# April's Fools gags on radio



## Firefly (1 Apr 2009)

Cork's RED FM were saying U2 were playing live on Blackpool Shopping Centre this morning - they even had a tribute band playing (pre-recorded)  it was pretty good!

Any other gems around the country?


----------



## Mucker Man (1 Apr 2009)

Newstalk 106 was on about a boxing match between Paul OConnell and Bernard Dunne. They even had Bernard's promoter Brian Peters on the phone.


----------



## Armada (1 Apr 2009)

Irish Times are going with electronic tags for rich tax exiles


----------



## bazermc (1 Apr 2009)

Armada said:


> Irish Times are going with electronic tags for rich tax exiles


 
You mean that was a joke, i think it is a great idea!!!!


----------



## Armada (1 Apr 2009)

So do I... can't seeing it working though if they all are spending so much time in panic rooms


----------



## gipimann (1 Apr 2009)

TodayFM were promoting a "nude broadcasting day" for later this week, with simultaneous webcast....

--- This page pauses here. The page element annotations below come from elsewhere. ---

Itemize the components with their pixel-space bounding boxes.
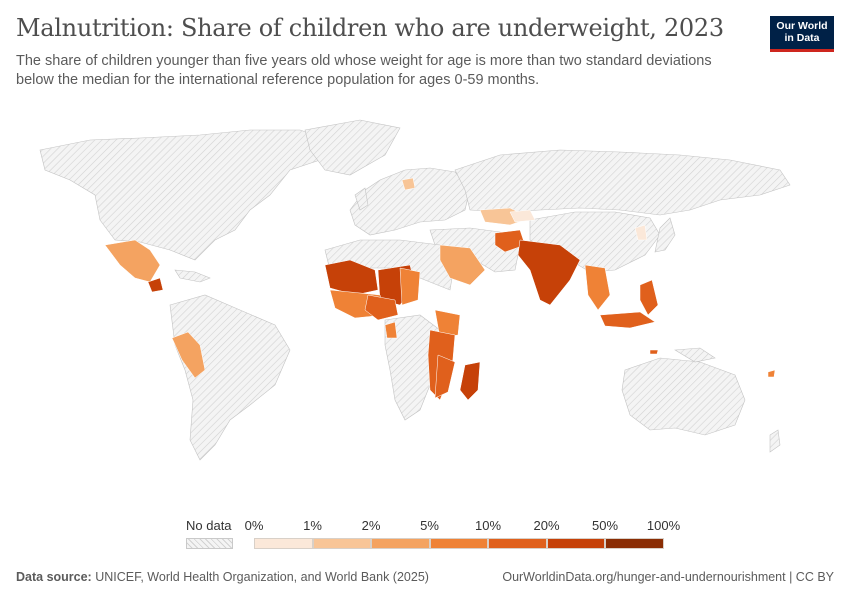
legend-tick-label: 5% bbox=[420, 518, 439, 533]
country-timor[interactable] bbox=[649, 349, 659, 355]
legend-bin[interactable] bbox=[371, 538, 430, 549]
country-sudan[interactable] bbox=[399, 267, 421, 306]
legend-tick-label: 1% bbox=[303, 518, 322, 533]
region-uk[interactable] bbox=[354, 187, 369, 211]
chart-subtitle: The share of children younger than five … bbox=[16, 53, 712, 88]
region-caribbean[interactable] bbox=[174, 269, 211, 283]
country-ethiopia-somalia[interactable] bbox=[434, 309, 461, 339]
country-indonesia[interactable] bbox=[599, 311, 656, 329]
legend-no-data-label: No data bbox=[186, 518, 232, 533]
country-saudi-arabia[interactable] bbox=[439, 244, 486, 286]
source-url[interactable]: OurWorldinData.org/hunger-and-undernouri… bbox=[502, 570, 834, 584]
legend-bin[interactable] bbox=[312, 538, 371, 549]
country-philippines[interactable] bbox=[639, 279, 659, 316]
logo-line-2: in Data bbox=[784, 32, 820, 44]
country-madagascar[interactable] bbox=[459, 361, 481, 401]
country-mauritania-mali[interactable] bbox=[324, 259, 379, 296]
source-text[interactable]: UNICEF, World Health Organization, and W… bbox=[95, 570, 429, 584]
legend-bin[interactable] bbox=[546, 538, 605, 549]
country-guatemala[interactable] bbox=[147, 277, 164, 293]
country-afghanistan[interactable] bbox=[494, 229, 526, 253]
legend-no-data-swatch[interactable] bbox=[186, 538, 233, 549]
country-mozambique[interactable] bbox=[434, 354, 456, 399]
region-png[interactable] bbox=[674, 347, 716, 363]
chart-title: Malnutrition: Share of children who are … bbox=[16, 14, 724, 42]
logo-line-1: Our World bbox=[776, 20, 828, 32]
country-gabon-congo[interactable] bbox=[384, 321, 398, 339]
region-north-america[interactable] bbox=[39, 129, 331, 261]
legend-bin[interactable] bbox=[488, 538, 547, 549]
region-russia[interactable] bbox=[454, 149, 791, 216]
country-mexico[interactable] bbox=[104, 239, 161, 283]
country-myanmar-thailand[interactable] bbox=[584, 264, 611, 311]
country-korea-japan-small[interactable] bbox=[634, 224, 648, 241]
region-south-america[interactable] bbox=[169, 294, 291, 461]
legend-tick-label: 100% bbox=[646, 518, 681, 533]
region-japan[interactable] bbox=[654, 217, 676, 253]
legend-tick-label: 2% bbox=[361, 518, 381, 533]
country-nigeria[interactable] bbox=[364, 294, 399, 321]
region-greenland[interactable] bbox=[304, 119, 401, 176]
legend-tick-label: 0% bbox=[244, 518, 264, 533]
region-southern-africa[interactable] bbox=[384, 314, 441, 421]
data-regions bbox=[104, 177, 776, 401]
country-peru[interactable] bbox=[171, 331, 206, 379]
region-new-zealand[interactable] bbox=[769, 429, 781, 453]
data-source: Data source: UNICEF, World Health Organi… bbox=[16, 570, 429, 584]
country-india[interactable] bbox=[517, 239, 581, 306]
source-label: Data source: bbox=[16, 570, 92, 584]
legend-tick-label: 50% bbox=[591, 518, 619, 533]
world-map[interactable] bbox=[0, 100, 850, 505]
no-data-regions bbox=[39, 119, 791, 461]
legend-bin[interactable] bbox=[254, 538, 313, 549]
color-legend: No data 0% 1% 2% 5% 10% 20% 50% 100% bbox=[0, 512, 850, 552]
country-mongolia-region[interactable] bbox=[509, 209, 536, 223]
region-europe[interactable] bbox=[349, 167, 471, 236]
legend-tick-label: 20% bbox=[533, 518, 560, 533]
legend-tick-label: 10% bbox=[474, 518, 502, 533]
country-ukraine-region[interactable] bbox=[401, 177, 416, 191]
country-pacific-island[interactable] bbox=[767, 369, 776, 378]
region-australia[interactable] bbox=[621, 357, 746, 436]
legend-bin[interactable] bbox=[429, 538, 488, 549]
owid-logo[interactable]: Our World in Data bbox=[770, 16, 834, 52]
legend-bin[interactable] bbox=[605, 538, 664, 549]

Ian Dempsey was asked whether he'd need to bring a 7 inch single or a mini-disc to protect his modesty


----------



## Firefly (1 Apr 2009)

I remember years ago Cork's 96FM were on saying that Cork Co Co had given the go-ahead to replace the clocks on Shandon Bells with a digital clock - the phones went mad! Angry Corkonions on the phone giving out - it was class


----------



## ney001 (1 Apr 2009)

Guy on Gerry Ryan right now, talking about selling book of kells to Bill Gates.  Senator Norris on as well - another suggestion rename Croke Park, Coke Park and get some sponsorship!


----------



## Chocks away (1 Apr 2009)

ney001 said:


> Guy on Gerry Ryan right now
> 
> Senator Norris on as well - another suggestion rename Croke Park, Coke Park and get some sponsorship!


 What? From Drug Barons?


----------



## Crugers (1 Apr 2009)

And RTE Radio1 advertising IQ vitamin XXXXXXXXXXXXXXXXXXXX...



"It's not just fish oil"


----------



## TarfHead (1 Apr 2009)

Mucker Man said:


> Newstalk 106 was on about a boxing match between Paul OConnell and Bernard Dunne. They even had Bernard's promoter Brian Peters on the phone.


 
.. and Frank Warren too.

I'm disappointed - I wanted it to be true.

It took me a while to be convinced that the Alan Shearer story wasn't a hoax  !


----------



## gebbel (1 Apr 2009)

Listen to Moncrieff on Newstalk later where they will be talking about a new Cadbury chocolate bar for left handed people!


----------



## ney001 (1 Apr 2009)

Chocks away said:


> What? From Drug Barons?



Norris swallowed it!

(I could make a joke there but I won't)


----------



## gipimann (1 Apr 2009)

Crugers said:


> And RTE Radio1 advertising IQ vitamin XXXXXXXXXXXXXXXXXXXX...
> 
> "It's not just fish oil"


 
Eh....they're real! 

[broken link removed]


----------



## gipimann (1 Apr 2009)

gebbel said:


> Listen to Moncrieff on Newstalk later where they will be talking about a new Cadbury chocolate bar for left handed people!


 
As a ciotóg, I can't wait for these- I knew my chocolate fix wasn't quite right!!


----------



## Celtwytch (2 Apr 2009)

On 98FM, they announced that a member of the Morning Crew, Dave Moore, was taking over presenting The Late Late Show.


----------



## Crugers (2 Apr 2009)

gipimann said:


> Eh....they're real!
> 
> [broken link removed]


 
OMG!
Maybe I better start a course of them!


----------



## Lex Foutish (3 Apr 2009)

gipimann said:


> As a ciotóg, I can't wait for these- I knew my chocolate fix wasn't quite right!!


 
Gipimann, did you see The Simpsons episode where Ned Flanders opened a shop, selling items for left handed people only? Very funny.


----------